I have a dedicated server that becomes unresponsive after several days of running-time.
Sometimes it's 1 day and sometimes it's 5 days but it always happens and I can neither reach the server via ssh nor log into the supermicro control panel.
I have to power off and on the server from my provider's control panel to make the server accessible again.
The server isn't running something heavy, just a LAMP setup.
How can I diagnose this, to see what's wrong and to fix the issues?

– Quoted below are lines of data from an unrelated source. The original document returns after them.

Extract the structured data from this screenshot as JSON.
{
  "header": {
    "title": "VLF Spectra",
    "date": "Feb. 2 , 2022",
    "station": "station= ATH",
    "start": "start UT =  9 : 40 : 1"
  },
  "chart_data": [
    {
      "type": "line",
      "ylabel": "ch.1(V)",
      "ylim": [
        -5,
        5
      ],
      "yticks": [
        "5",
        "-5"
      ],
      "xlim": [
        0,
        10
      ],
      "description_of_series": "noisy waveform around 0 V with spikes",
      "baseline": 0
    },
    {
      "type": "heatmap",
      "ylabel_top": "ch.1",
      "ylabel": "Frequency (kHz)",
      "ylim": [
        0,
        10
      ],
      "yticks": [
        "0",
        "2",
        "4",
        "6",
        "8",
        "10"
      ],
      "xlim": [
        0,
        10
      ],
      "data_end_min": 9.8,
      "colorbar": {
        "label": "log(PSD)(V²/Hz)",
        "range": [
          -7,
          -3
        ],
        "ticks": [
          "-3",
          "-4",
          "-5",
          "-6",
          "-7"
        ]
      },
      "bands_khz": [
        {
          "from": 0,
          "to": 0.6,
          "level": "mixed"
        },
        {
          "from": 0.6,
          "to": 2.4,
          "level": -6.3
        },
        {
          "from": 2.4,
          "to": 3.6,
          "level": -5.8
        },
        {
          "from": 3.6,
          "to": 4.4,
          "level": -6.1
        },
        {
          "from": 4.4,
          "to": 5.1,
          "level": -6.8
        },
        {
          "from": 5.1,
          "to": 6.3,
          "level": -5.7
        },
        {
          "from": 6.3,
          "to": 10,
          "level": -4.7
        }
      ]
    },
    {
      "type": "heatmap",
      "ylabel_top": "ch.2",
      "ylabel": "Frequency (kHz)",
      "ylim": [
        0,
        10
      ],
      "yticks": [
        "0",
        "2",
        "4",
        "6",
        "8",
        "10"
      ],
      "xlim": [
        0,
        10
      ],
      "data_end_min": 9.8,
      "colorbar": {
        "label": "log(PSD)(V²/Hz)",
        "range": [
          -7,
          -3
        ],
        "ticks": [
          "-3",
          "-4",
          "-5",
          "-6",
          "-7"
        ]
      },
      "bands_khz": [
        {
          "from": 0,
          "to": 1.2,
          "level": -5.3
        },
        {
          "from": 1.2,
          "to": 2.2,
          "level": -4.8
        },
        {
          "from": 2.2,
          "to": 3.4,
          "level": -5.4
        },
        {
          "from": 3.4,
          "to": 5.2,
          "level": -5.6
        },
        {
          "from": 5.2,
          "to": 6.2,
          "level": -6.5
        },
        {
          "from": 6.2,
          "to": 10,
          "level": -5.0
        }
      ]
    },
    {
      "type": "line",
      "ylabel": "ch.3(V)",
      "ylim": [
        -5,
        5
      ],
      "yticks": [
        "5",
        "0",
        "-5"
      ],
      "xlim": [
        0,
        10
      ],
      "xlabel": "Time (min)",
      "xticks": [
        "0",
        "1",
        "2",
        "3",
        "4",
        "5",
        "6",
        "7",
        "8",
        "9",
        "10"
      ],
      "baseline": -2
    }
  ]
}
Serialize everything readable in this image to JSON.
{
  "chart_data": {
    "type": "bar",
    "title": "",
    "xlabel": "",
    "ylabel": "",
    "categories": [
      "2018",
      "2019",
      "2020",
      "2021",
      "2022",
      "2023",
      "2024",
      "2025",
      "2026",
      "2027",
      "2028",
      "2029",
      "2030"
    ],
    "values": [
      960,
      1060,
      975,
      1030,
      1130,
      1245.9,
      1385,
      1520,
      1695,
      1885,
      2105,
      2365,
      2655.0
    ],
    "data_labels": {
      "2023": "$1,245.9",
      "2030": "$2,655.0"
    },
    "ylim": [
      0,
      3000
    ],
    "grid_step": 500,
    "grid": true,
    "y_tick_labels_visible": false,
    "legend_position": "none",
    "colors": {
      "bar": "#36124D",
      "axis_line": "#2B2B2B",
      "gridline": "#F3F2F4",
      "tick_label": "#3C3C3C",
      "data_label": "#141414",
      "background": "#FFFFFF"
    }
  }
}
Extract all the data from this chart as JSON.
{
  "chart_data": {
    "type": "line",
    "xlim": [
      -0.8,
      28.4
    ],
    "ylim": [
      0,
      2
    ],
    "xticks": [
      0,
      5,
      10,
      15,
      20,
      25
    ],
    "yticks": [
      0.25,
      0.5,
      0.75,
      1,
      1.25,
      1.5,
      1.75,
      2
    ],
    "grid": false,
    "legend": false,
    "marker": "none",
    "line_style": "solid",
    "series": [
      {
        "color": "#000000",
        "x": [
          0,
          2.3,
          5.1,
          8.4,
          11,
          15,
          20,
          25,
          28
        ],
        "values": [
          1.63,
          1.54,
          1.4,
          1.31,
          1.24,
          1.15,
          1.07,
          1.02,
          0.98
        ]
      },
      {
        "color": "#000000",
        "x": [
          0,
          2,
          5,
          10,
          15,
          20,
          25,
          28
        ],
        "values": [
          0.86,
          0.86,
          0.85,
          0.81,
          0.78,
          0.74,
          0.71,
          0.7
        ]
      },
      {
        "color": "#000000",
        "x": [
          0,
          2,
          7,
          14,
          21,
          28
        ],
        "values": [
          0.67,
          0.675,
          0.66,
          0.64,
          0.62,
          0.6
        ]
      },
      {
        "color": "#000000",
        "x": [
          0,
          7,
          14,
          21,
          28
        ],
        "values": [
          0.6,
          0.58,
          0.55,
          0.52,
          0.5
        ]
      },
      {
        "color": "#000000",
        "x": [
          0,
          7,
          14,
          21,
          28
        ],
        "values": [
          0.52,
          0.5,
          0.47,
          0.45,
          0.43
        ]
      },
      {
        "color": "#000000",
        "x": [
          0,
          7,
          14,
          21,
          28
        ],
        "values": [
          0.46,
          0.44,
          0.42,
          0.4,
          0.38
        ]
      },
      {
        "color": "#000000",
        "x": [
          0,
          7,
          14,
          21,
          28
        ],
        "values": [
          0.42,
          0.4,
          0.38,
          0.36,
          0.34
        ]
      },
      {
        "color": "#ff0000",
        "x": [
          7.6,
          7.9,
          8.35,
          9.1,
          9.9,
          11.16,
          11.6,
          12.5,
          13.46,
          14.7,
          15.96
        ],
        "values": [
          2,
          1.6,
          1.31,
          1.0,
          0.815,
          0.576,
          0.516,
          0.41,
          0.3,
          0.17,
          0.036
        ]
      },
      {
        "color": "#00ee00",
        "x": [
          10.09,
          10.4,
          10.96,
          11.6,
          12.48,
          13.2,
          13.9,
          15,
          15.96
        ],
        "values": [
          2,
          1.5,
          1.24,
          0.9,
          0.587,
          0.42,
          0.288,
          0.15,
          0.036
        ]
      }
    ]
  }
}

The only prominent thing I found is in the messages
file:
Aug 16 18:01:50 server1 kernel: sbridge: HANDLING MCE MEMORY ERROR
Aug 16 18:01:50 server1 kernel: CPU 0: Machine Check Exception: 0 Bank 7: 8c00004000010093
Aug 16 18:01:50 server1 kernel: TSC 0 ADDR 2804ab80 MISC 214042c286 PROCESSOR 0:306e4 TIME 1439766110 SOCKET 0 APIC 0
Aug 16 18:01:50 server1 kernel: EDAC MC0: CE row 6, channel 0, label "CPU_SrcID#0_Channel#3_DIMM#0": 1 Unknown error(s): memory read on FATAL area : cpu=0 Err=0001:0093 (ch=3), addr = 0x2804ab80 => socket=0, Channel=3(mask=8), rank=2
Best Answer
The machine reports a RAM error and even tells you which module is affected. Recommendation: replace that module and see if the problem goes away.